Juro Online Limited
- Company type: Private limited company
- Industry: Legal technology
- Founded: July 14, 2015; 10 years ago
- Founders: Richard Mabey Pavel Kovalevich
- Headquarters: London, United Kingdom
- Area served: Worldwide
- Key people: Richard Mabey (CEO)
- Products: Contract lifecycle management (CLM) software
- Website: juro.com

= Juro (company) =

British legal technology company

Juro is a British legal technology company that develops browser-based contract lifecycle management (CLM) software. The platform is used by corporate legal and business teams to draft, negotiate, and manage contracts. In 2024, the company was ranked among the fastest-growing private technology companies in the United Kingdom by The Sunday Times.

== History ==
The company's UK legal entity was incorporated in July 2015 under the name Termscloud Limited, before rebranding to Juro Online Limited in October 2015. It was co-founded by Richard Mabey, a former corporate lawyer at the Magic Circle firm Freshfields Bruckhaus Deringer, and Pavel Kovalevich, a former IT consultant. Following its launch, the company raised a $750,000 seed round in January 2017, followed by a $2 million funding round in April 2018 led by Point Nine Capital and Seedcamp.

In January 2020, Juro raised a $5 million Series A funding round led by Union Square Ventures.
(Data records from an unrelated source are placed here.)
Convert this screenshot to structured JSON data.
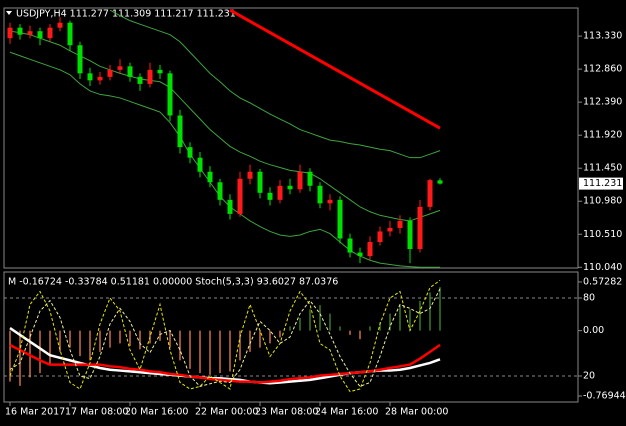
{
  "chart_data": [
    {
      "type": "candlestick",
      "title": "USDJPY,H4  111.277 111.309 111.217 111.231",
      "categories": [
        "16 Mar 2017",
        null,
        null,
        null,
        null,
        null,
        "17 Mar 08:00",
        null,
        null,
        null,
        null,
        null,
        "20 Mar 16:00",
        null,
        null,
        null,
        null,
        null,
        null,
        "22 Mar 00:00",
        null,
        null,
        null,
        null,
        null,
        "23 Mar 08:00",
        null,
        null,
        null,
        null,
        null,
        "24 Mar 16:00",
        null,
        null,
        null,
        null,
        null,
        null,
        "28 Mar 00:00",
        null,
        null,
        null,
        null,
        null
      ],
      "open": [
        113.3,
        113.45,
        113.35,
        113.4,
        113.3,
        113.45,
        113.52,
        113.2,
        112.8,
        112.7,
        112.75,
        112.85,
        112.9,
        112.75,
        112.65,
        112.85,
        112.8,
        112.2,
        111.75,
        111.6,
        111.4,
        111.25,
        111.0,
        110.8,
        111.3,
        111.4,
        111.1,
        111.0,
        111.2,
        111.15,
        111.4,
        111.2,
        110.95,
        111.0,
        110.45,
        110.25,
        110.2,
        110.4,
        110.55,
        110.6,
        110.7,
        110.3,
        110.9,
        111.277
      ],
      "high": [
        113.52,
        113.5,
        113.48,
        113.45,
        113.5,
        113.6,
        113.55,
        113.25,
        112.88,
        112.82,
        112.92,
        113.0,
        112.95,
        112.8,
        112.95,
        112.92,
        112.84,
        112.28,
        111.82,
        111.68,
        111.48,
        111.3,
        111.08,
        111.4,
        111.5,
        111.44,
        111.18,
        111.28,
        111.3,
        111.5,
        111.45,
        111.25,
        111.08,
        111.05,
        110.52,
        110.32,
        110.48,
        110.62,
        110.7,
        110.78,
        110.75,
        111.0,
        111.3,
        111.309
      ],
      "low": [
        113.22,
        113.28,
        113.3,
        113.2,
        113.26,
        113.4,
        113.12,
        112.72,
        112.62,
        112.64,
        112.7,
        112.8,
        112.68,
        112.55,
        112.6,
        112.72,
        112.12,
        111.66,
        111.52,
        111.32,
        111.18,
        110.92,
        110.72,
        110.76,
        111.22,
        111.02,
        110.92,
        110.95,
        111.08,
        111.1,
        111.12,
        110.88,
        110.85,
        110.38,
        110.18,
        110.1,
        110.15,
        110.35,
        110.48,
        110.52,
        110.1,
        110.25,
        110.85,
        111.217
      ],
      "close": [
        113.45,
        113.35,
        113.4,
        113.3,
        113.45,
        113.52,
        113.2,
        112.8,
        112.7,
        112.75,
        112.85,
        112.9,
        112.75,
        112.65,
        112.85,
        112.8,
        112.2,
        111.75,
        111.6,
        111.4,
        111.25,
        111.0,
        110.8,
        111.3,
        111.4,
        111.1,
        111.0,
        111.2,
        111.15,
        111.4,
        111.2,
        110.95,
        111.0,
        110.45,
        110.25,
        110.2,
        110.4,
        110.55,
        110.6,
        110.7,
        110.3,
        110.9,
        111.28,
        111.231
      ],
      "up_color": "#ff1a1a",
      "down_color": "#00e000",
      "lines": [
        {
          "color": "#ff0000",
          "width": 3,
          "values": [
            null,
            null,
            null,
            null,
            null,
            null,
            null,
            null,
            null,
            null,
            null,
            null,
            null,
            null,
            null,
            null,
            null,
            null,
            null,
            null,
            null,
            null,
            113.7,
            113.62,
            113.54,
            113.46,
            113.38,
            113.3,
            113.22,
            113.14,
            113.06,
            112.98,
            112.9,
            112.82,
            112.74,
            112.66,
            112.58,
            112.5,
            112.42,
            112.34,
            112.26,
            112.18,
            112.1,
            112.02
          ]
        },
        {
          "color": "#3fa33f",
          "width": 1,
          "values": [
            null,
            null,
            null,
            null,
            null,
            null,
            null,
            null,
            null,
            null,
            113.7,
            113.62,
            113.55,
            113.5,
            113.45,
            113.4,
            113.35,
            113.25,
            113.1,
            112.95,
            112.8,
            112.68,
            112.55,
            112.45,
            112.38,
            112.3,
            112.22,
            112.15,
            112.08,
            112.0,
            111.95,
            111.9,
            111.85,
            111.83,
            111.8,
            111.78,
            111.75,
            111.72,
            111.7,
            111.65,
            111.6,
            111.6,
            111.65,
            111.7
          ]
        },
        {
          "color": "#3fa33f",
          "width": 1,
          "values": [
            113.4,
            113.38,
            113.35,
            113.3,
            113.25,
            113.2,
            113.12,
            113.05,
            112.98,
            112.9,
            112.85,
            112.8,
            112.76,
            112.72,
            112.7,
            112.68,
            112.6,
            112.45,
            112.3,
            112.15,
            112.0,
            111.88,
            111.76,
            111.68,
            111.62,
            111.55,
            111.5,
            111.46,
            111.42,
            111.4,
            111.38,
            111.3,
            111.2,
            111.1,
            111.0,
            110.9,
            110.83,
            110.78,
            110.75,
            110.72,
            110.7,
            110.75,
            110.8,
            110.85
          ]
        },
        {
          "color": "#3fa33f",
          "width": 1,
          "values": [
            113.1,
            113.05,
            113.0,
            112.95,
            112.9,
            112.85,
            112.78,
            112.65,
            112.55,
            112.5,
            112.48,
            112.45,
            112.4,
            112.35,
            112.3,
            112.25,
            112.1,
            111.9,
            111.65,
            111.45,
            111.25,
            111.05,
            110.9,
            110.8,
            110.7,
            110.62,
            110.55,
            110.5,
            110.48,
            110.5,
            110.55,
            110.58,
            110.52,
            110.4,
            110.28,
            110.2,
            110.14,
            110.1,
            110.08,
            110.06,
            110.05,
            110.04,
            110.04,
            110.04
          ]
        }
      ],
      "price_marker": {
        "value": 111.231,
        "label": "111.231"
      },
      "ylim": [
        110.03,
        113.73
      ],
      "yticks": [
        {
          "value": 113.33,
          "label": "113.330"
        },
        {
          "value": 112.86,
          "label": "112.860"
        },
        {
          "value": 112.39,
          "label": "112.390"
        },
        {
          "value": 111.92,
          "label": "111.920"
        },
        {
          "value": 111.45,
          "label": "111.450"
        },
        {
          "value": 110.98,
          "label": "110.980"
        },
        {
          "value": 110.51,
          "label": "110.510"
        },
        {
          "value": 110.04,
          "label": "110.040"
        }
      ]
    },
    {
      "type": "macd_stoch",
      "title": "M -0.16724 -0.33784 0.51181 0.00000  Stoch(5,3,3) 93.6027 87.0376",
      "histogram": {
        "positive_color": "#4a9a2a",
        "negative_color": "#ff8c50",
        "values": [
          -0.6,
          -0.65,
          -0.55,
          -0.5,
          -0.4,
          -0.25,
          -0.2,
          -0.3,
          -0.35,
          -0.25,
          -0.2,
          -0.15,
          -0.18,
          -0.22,
          -0.15,
          -0.12,
          -0.2,
          -0.35,
          -0.45,
          -0.5,
          -0.52,
          -0.5,
          -0.48,
          -0.35,
          -0.25,
          -0.2,
          -0.15,
          -0.08,
          0.05,
          0.15,
          0.25,
          0.3,
          0.2,
          0.05,
          -0.05,
          -0.1,
          0.05,
          0.1,
          0.2,
          0.3,
          0.25,
          0.35,
          0.45,
          0.51181
        ]
      },
      "series": [
        {
          "color": "#ffffff",
          "width": 2.5,
          "values": [
            0.03,
            -0.05,
            -0.13,
            -0.21,
            -0.29,
            -0.32,
            -0.35,
            -0.38,
            -0.41,
            -0.44,
            -0.46,
            -0.47,
            -0.48,
            -0.49,
            -0.5,
            -0.51,
            -0.52,
            -0.53,
            -0.54,
            -0.55,
            -0.56,
            -0.56,
            -0.57,
            -0.58,
            -0.6,
            -0.61,
            -0.62,
            -0.61,
            -0.6,
            -0.59,
            -0.58,
            -0.56,
            -0.54,
            -0.52,
            -0.5,
            -0.49,
            -0.48,
            -0.47,
            -0.47,
            -0.46,
            -0.44,
            -0.41,
            -0.38,
            -0.33784
          ]
        },
        {
          "color": "#ff0000",
          "width": 2.5,
          "values": [
            -0.17,
            -0.23,
            -0.29,
            -0.35,
            -0.4,
            -0.4,
            -0.4,
            -0.4,
            -0.4,
            -0.4,
            -0.42,
            -0.43,
            -0.45,
            -0.46,
            -0.48,
            -0.49,
            -0.51,
            -0.52,
            -0.54,
            -0.55,
            -0.57,
            -0.58,
            -0.59,
            -0.6,
            -0.6,
            -0.61,
            -0.6,
            -0.59,
            -0.57,
            -0.56,
            -0.55,
            -0.53,
            -0.52,
            -0.51,
            -0.5,
            -0.49,
            -0.48,
            -0.46,
            -0.44,
            -0.42,
            -0.4,
            -0.33,
            -0.25,
            -0.16724
          ]
        },
        {
          "color": "#e8e800",
          "width": 1,
          "dash": true,
          "axis": "y2",
          "values": [
            20,
            40,
            75,
            85,
            70,
            40,
            15,
            10,
            30,
            60,
            80,
            70,
            40,
            25,
            50,
            75,
            40,
            15,
            10,
            12,
            20,
            15,
            10,
            50,
            75,
            55,
            35,
            45,
            70,
            85,
            75,
            45,
            40,
            20,
            8,
            10,
            30,
            60,
            80,
            85,
            55,
            70,
            88,
            93.6027
          ]
        },
        {
          "color": "#f0f0a0",
          "width": 1,
          "dash": true,
          "axis": "y2",
          "values": [
            25,
            30,
            50,
            70,
            78,
            65,
            40,
            20,
            18,
            35,
            60,
            72,
            62,
            45,
            38,
            52,
            55,
            40,
            20,
            12,
            14,
            16,
            15,
            25,
            45,
            62,
            55,
            45,
            50,
            68,
            78,
            68,
            52,
            35,
            22,
            12,
            15,
            35,
            58,
            75,
            72,
            68,
            72,
            87.0376
          ]
        }
      ],
      "ylim": [
        -0.84,
        0.69
      ],
      "yticks": [
        0.57282,
        {
          "value": 0,
          "label": "0.00"
        },
        -0.76944
      ],
      "y2lim": [
        0,
        100
      ],
      "y2ticks": [
        80,
        20
      ]
    }
  ]
}
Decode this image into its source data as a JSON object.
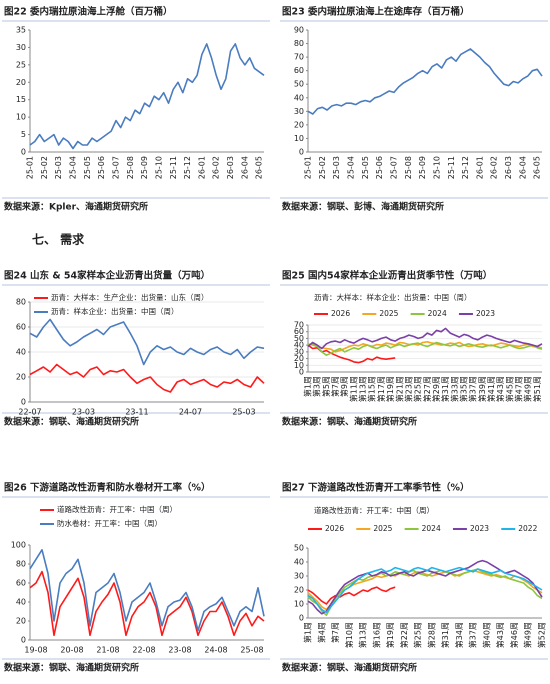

This was followed in January 2022 by a $23 million Series B round led by Eight Roads. This funding milestone was covered extensively by the financial press, bringing the company's total venture backing to approximately $31.5 million at the time.

== Operations ==
Juro is headquartered in London, with an engineering presence in Riga, Latvia, and a United States headquarters in Boston, Massachusetts, which opened in 2025 to service the North American market. By 2024, the company reported processing over 2.5 million contracts for approximately 6,000 customers globally, with an enterprise client base that includes Deliveroo, Trustpilot, Pfizer, and WeWork.

== Products and services ==
Juro provides a cloud-based contract lifecycle management platform. The Law Society of Ireland Gazette has described the software as an end-to-end workflow platform that utilises a design-first approach accessible to legal, sales, and HR users. Centred on a browser-native text editor, it is designed to automate the drafting, approval, and execution of legal documents, functioning as a modular data alternative to static word processing files and PDFs.

The platform includes workflow integrations with third-party business software such as Salesforce, Slack, and HubSpot, as well as generative AI features for extracting data from legacy contracts and screening documents against internal legal playbooks. In August 2025, Juro established a strategic partnership with the AI agent platform Wordsmith, utilising the Model Context Protocol (MCP) to enable automated contract review workflows. This was followed in October 2025 by the introduction of an MCP integration connecting contract repositories directly to ChatGPT, enabling users to query legal data through AI assistants.

== Reception and market impact ==
In 2024, Juro was named one of the 100 fastest-growing private technology companies in the UK by The Sunday Times, ranking 31st based on its annual sales growth. That same year, the company was selected for the Tech Nation Future Fifty cohort, a UK government-backed programme for late-stage technology businesses. In 2025, European technology investment bank GP Bullhound named Juro the "Software Company of the Year" at its Allstars Awards.

The company has also published industry research on the legal sector, such as a 2025 survey on the adoption of AI tools by in-house legal teams that was covered by City A.M.